Oregon lawmakers piecing together affordable housing plan
Published 12:00 am Sunday, February 7, 2016
State lawmakers are close to agreeing on the pieces to an affordable housing puzzle they’d like to solve this session. Now they’ll spending the coming week trying to agree how to put it together.
At the top of the list among Democratic lawmakers: doing away with a ban on what’s known as inclusionary zoning, a tool cities can use to require housing developers to hold rental and sale prices to rates deemed affordable to low- and middle-income Oregonians.
The ban has been in place since 1999, when homebuilders went through the Legislature to bar the practice. Oregon and Texas remain the only states with such a ban, and a coalition of cities, housing advocates and Democratic lawmakers are determined to wipe it off the books during the remaining four weeks of the legislative session.
Lawmakers are determined to enact sweeping new laws that protect renters from speedy hikes in monthly rent and no-cause evictions, inject tens of millions more in state-owned affordable housing and end the ban on inclusionary zoning.
If legislators can agree on the details and pass a bill, it will be up to local governments throughout Oregon to choose whether they want to pass ordinances that require a portion of developments to be sold at below-market prices.
“The inclusionary zoning discussion is important. It’s really a local control issue, frankly,” said Tom Kemper, executive director of Housing Works in Redmond, the region’s housing authority.
In Bend, a 4-3 majority of the City Council voted Wednesday to support legislative efforts to remove the ban on inclusionary zoning, though it’s not clear the council would use such a policy if it became available.
Councilor Nathan Boddie, one of the more vocal advocates for lifting the ban, described inclusionary zoning “as just one more tool we could consider using.”
“It doesn’t mean we would or we should do it, it just means there would no longer be a prohibition on it at the state level, which just doesn’t make a lot of sense,” he said. “I think it could be useful, but not in every single case, but it’s something where we could work with a developer to see where it might be applied.
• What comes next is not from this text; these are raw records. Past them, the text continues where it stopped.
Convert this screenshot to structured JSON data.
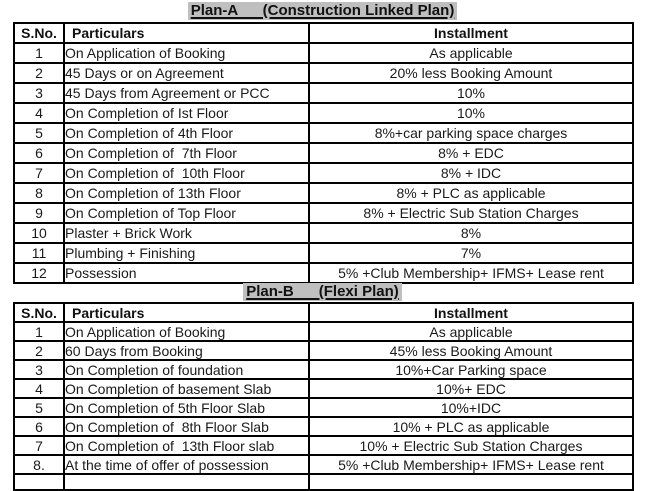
{
  "document": {
    "background": "#ffffff",
    "text_color": "#1a1a1a",
    "border_color": "#000000",
    "title_highlight_color": "#bfbfbf"
  },
  "plan_a": {
    "title": "Plan-A      (Construction Linked Plan)",
    "headers": [
      "S.No.",
      "Particulars",
      "Installment"
    ],
    "rows": [
      [
        "1",
        "On Application of Booking",
        "As applicable"
      ],
      [
        "2",
        "45 Days or on Agreement",
        "20% less Booking Amount"
      ],
      [
        "3",
        "45 Days from Agreement or PCC",
        "10%"
      ],
      [
        "4",
        "On Completion of Ist Floor",
        "10%"
      ],
      [
        "5",
        "On Completion of 4th Floor",
        "8%+car parking space charges"
      ],
      [
        "6",
        "On Completion of  7th Floor",
        "8% + EDC"
      ],
      [
        "7",
        "On Completion of  10th Floor",
        "8% + IDC"
      ],
      [
        "8",
        "On Completion of 13th Floor",
        "8% + PLC as applicable"
      ],
      [
        "9",
        "On Completion of Top Floor",
        "8% + Electric Sub Station Charges"
      ],
      [
        "10",
        "Plaster + Brick Work",
        "8%"
      ],
      [
        "11",
        "Plumbing + Finishing",
        "7%"
      ],
      [
        "12",
        "Possession",
        "5% +Club Membership+ IFMS+ Lease rent"
      ]
    ]
  },
  "plan_b": {
    "title": "Plan-B      (Flexi Plan)",
    "headers": [
      "S.No.",
      "Particulars",
      "Installment"
    ],
    "rows": [
      [
        "1",
        "On Application of Booking",
        "As applicable"
      ],
      [
        "2",
        "60 Days from Booking",
        "45% less Booking Amount"
      ],
      [
        "3",
        "On Completion of foundation",
        "10%+Car Parking space"
      ],
      [
        "4",
        "On Completion of basement Slab",
        "10%+ EDC"
      ],
      [
        "5",
        "On Completion of 5th Floor Slab",
        "10%+IDC"
      ],
      [
        "6",
        "On Completion of  8th Floor Slab",
        "10% + PLC as applicable"
      ],
      [
        "7",
        "On Completion of  13th Floor slab",
        "10% + Electric Sub Station Charges"
      ],
      [
        "8.",
        "At the time of offer of possession",
        "5% +Club Membership+ IFMS+ Lease rent"
      ]
    ]
  }
}
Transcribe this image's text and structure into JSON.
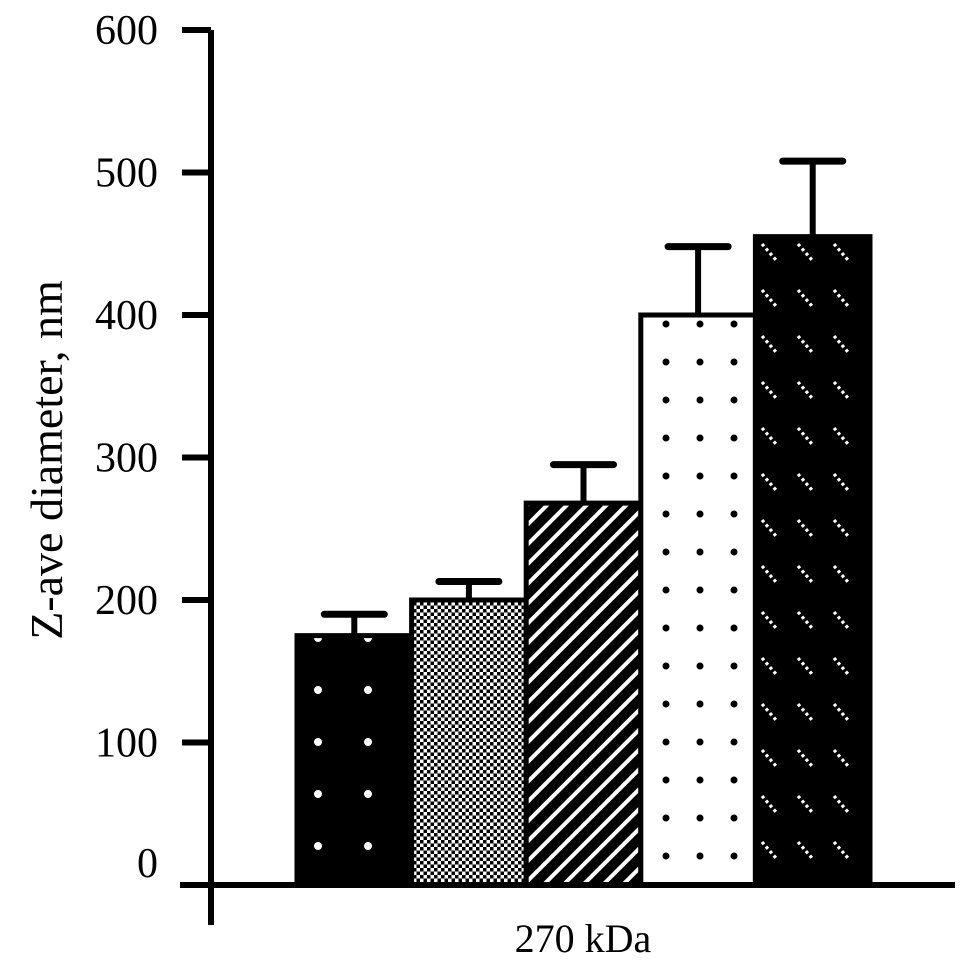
{
  "chart_data": {
    "type": "bar",
    "title": "",
    "xlabel": "270 kDa",
    "ylabel": "Z-ave diameter, nm",
    "ylim": [
      0,
      600
    ],
    "yticks": [
      "0",
      "100",
      "200",
      "300",
      "400",
      "500",
      "600"
    ],
    "grid": false,
    "legend": "none",
    "categories": [
      "270 kDa"
    ],
    "series": [
      {
        "values": [
          175
        ],
        "errors": [
          15
        ],
        "pattern": "black-white-dots"
      },
      {
        "values": [
          200
        ],
        "errors": [
          13
        ],
        "pattern": "checkered"
      },
      {
        "values": [
          268
        ],
        "errors": [
          27
        ],
        "pattern": "diagonal-stripes"
      },
      {
        "values": [
          400
        ],
        "errors": [
          48
        ],
        "pattern": "white-black-dots"
      },
      {
        "values": [
          455
        ],
        "errors": [
          53
        ],
        "pattern": "black-white-dashes"
      }
    ]
  }
}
It seems it could make particular sense in areas of the city where the (urban growth boundary) is expanding.”
Boddie characterized opposition to the lifting of the ban as “a knee-jerk reaction” motivated by “special interest and greed.”
“The very people who generally complain about land use laws are the ones who want the state involved on this issue,” he said, referencing criticism by developers directed toward state rules intended to limit sprawl and encourage density.
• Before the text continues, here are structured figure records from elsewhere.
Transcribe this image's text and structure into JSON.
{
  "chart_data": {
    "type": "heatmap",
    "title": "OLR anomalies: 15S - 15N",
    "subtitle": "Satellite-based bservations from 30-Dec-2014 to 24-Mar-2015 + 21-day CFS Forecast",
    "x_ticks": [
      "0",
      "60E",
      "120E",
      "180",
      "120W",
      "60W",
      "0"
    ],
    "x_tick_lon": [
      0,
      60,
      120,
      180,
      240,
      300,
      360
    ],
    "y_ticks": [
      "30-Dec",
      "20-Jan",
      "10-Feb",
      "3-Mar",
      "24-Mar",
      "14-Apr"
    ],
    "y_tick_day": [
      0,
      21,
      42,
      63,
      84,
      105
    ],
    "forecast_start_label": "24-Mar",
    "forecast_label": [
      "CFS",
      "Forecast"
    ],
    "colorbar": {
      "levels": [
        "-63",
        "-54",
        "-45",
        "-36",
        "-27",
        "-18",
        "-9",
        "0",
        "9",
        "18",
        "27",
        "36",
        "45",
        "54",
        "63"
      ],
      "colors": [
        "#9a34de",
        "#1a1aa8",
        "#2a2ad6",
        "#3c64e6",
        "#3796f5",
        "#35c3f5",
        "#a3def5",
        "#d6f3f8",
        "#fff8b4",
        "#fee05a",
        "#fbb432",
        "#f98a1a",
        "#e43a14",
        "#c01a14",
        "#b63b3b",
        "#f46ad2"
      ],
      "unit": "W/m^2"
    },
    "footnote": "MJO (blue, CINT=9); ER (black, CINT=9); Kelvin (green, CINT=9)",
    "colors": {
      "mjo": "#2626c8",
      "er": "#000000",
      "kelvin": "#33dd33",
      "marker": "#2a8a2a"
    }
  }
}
Councilor Victor Chudowsky, who along with Councilors Doug Knight and Casey Roats oppose lifting the ban, said he is hesitant to support the policy because of its potential effect on housing prices.
When the topic first came up, Chudowsky said he looked for peer-reviewed academic studies on the policy, which left him suspicious of the policy’s impact on housing markets.
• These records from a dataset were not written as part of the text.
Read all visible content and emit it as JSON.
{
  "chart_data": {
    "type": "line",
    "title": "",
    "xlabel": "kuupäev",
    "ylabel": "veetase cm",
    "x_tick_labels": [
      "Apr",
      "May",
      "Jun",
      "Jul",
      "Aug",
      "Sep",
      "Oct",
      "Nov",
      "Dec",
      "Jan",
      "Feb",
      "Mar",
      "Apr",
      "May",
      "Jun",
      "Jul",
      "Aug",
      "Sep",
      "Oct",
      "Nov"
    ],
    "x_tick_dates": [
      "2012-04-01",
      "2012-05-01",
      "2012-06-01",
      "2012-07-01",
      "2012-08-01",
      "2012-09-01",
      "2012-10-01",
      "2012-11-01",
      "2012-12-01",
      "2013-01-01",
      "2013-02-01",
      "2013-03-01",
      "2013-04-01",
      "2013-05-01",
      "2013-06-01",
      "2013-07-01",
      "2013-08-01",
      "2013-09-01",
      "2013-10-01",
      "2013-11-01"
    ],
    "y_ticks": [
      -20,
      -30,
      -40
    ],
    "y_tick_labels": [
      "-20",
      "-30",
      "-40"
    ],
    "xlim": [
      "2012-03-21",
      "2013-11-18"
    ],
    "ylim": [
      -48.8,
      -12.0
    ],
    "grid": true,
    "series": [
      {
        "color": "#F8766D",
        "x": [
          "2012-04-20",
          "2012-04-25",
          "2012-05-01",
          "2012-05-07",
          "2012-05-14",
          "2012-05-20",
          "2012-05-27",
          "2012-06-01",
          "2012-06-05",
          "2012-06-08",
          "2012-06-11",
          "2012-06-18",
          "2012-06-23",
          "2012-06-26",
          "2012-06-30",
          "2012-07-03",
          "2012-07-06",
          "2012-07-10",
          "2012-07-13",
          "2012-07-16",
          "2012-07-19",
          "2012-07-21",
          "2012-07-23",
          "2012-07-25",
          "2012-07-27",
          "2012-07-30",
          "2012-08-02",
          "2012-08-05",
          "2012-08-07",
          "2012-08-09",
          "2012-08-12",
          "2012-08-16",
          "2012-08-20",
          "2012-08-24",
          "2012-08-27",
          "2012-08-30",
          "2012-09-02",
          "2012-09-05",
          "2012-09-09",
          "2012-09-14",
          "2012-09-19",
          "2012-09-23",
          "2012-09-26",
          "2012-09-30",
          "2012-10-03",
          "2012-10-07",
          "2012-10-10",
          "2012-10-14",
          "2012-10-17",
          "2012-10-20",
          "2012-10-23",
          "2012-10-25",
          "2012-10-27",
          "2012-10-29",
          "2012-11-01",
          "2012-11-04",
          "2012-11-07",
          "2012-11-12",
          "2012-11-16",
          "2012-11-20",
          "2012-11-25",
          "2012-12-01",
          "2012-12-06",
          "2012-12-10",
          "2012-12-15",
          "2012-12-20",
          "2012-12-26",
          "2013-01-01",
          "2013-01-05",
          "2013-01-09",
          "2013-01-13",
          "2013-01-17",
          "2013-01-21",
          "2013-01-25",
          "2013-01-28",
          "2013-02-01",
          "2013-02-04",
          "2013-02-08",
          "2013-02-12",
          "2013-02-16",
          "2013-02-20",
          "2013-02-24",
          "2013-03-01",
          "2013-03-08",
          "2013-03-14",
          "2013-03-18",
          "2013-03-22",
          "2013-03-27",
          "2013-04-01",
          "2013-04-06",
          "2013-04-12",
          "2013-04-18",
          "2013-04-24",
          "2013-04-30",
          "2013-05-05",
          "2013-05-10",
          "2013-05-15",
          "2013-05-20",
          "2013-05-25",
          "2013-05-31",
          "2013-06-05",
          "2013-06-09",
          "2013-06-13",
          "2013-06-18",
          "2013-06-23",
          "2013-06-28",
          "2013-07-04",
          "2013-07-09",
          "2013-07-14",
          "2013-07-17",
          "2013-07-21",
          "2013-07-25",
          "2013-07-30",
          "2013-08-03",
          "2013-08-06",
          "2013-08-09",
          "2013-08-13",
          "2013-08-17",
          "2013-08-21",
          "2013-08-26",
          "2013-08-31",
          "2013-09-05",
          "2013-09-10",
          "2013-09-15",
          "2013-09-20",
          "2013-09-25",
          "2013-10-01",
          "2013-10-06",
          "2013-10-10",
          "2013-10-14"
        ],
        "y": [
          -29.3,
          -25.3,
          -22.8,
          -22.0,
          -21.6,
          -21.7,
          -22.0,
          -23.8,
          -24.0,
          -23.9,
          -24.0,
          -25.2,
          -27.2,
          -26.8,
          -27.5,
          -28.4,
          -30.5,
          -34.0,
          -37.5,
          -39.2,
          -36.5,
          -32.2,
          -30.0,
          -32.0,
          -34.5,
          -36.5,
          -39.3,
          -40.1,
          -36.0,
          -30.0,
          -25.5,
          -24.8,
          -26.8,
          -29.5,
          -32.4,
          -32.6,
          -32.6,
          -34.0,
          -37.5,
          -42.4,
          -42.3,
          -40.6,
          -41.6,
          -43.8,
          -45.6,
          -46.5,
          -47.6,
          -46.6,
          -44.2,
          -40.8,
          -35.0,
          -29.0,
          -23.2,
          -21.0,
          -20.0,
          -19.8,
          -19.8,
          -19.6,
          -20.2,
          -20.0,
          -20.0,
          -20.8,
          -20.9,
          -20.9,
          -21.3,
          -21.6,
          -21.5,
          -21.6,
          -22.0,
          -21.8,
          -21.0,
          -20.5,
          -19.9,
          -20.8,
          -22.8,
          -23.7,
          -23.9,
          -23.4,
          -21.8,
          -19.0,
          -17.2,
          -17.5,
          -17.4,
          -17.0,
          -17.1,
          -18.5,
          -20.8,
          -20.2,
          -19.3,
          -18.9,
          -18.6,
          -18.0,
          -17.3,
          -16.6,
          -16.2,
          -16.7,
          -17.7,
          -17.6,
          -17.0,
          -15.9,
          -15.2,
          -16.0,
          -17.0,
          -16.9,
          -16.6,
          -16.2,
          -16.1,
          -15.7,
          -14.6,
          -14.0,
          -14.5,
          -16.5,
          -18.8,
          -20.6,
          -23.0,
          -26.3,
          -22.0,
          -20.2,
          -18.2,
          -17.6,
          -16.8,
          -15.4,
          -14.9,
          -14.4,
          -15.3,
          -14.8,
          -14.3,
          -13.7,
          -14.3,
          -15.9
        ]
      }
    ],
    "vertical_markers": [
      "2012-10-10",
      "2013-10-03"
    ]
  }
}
“The articles I found showed there are two bad side effects to inclusionary zoning,” Chudowsky said. “One is that it had the effect of slightly decreasing the overall supply of homes. The second one was there was an overall uptick in prices of homes for people who did not qualify for subsidized housing.
“I can’t say I’m dead set against it, but that’s what I found,” Chudowsky said.
Chudowsky emphasized his opposition is not driven by a desire to protect the bottom line of developers, saying, “Those guys are smart, they will find a way to make money one way or another.”
“The issue for me is: What effect does this have on the overall housing stock and prices?” he added. “When we talk about this, I hope we can have a conversation that’s based on real facts and not just what somebody thinks may work. It very well may have positive impacts for someone who is able to find subsidized housing, but what are the costs to everyone else?”
Some developers are concerned that if 30 percent of a new development must be kept at below-market rates, as state lawmakers are considering, the cost would be passed on to the other 70 percent of the development.
If state lawmakers lift the ban, the law probably would require cities that enact inclusionary zoning policies to offer incentives to developers to make up some of the cost lost from holding a portion of a development’s prices down.
As part of the effort to help spur more affordable housing, the state is also considering ways to give builders more time to pay system development charges, fees for water, sewer, streets and parks, rather than requiring the fees upfront.
“For multi-family in the city of Bend … it’s a lot of money,” Housing Work’s Kemper said of SDC fees, which are assessed on single- and multi-family houses and cost developers several thousand dollars.
As part of the Bend City Council’s support for lifting the ban, the body also backed imposing rules that would exempt small developments from the policy and limit the amount of a development that could be set aside as affordable.
Erik Kancler, Bend’s lobbyist in Salem, characterized the city’s stance as supporting ending the ban, “but only if accompanied by sidebars that guard against unintended consequences while maintaining sufficient local flexibility.”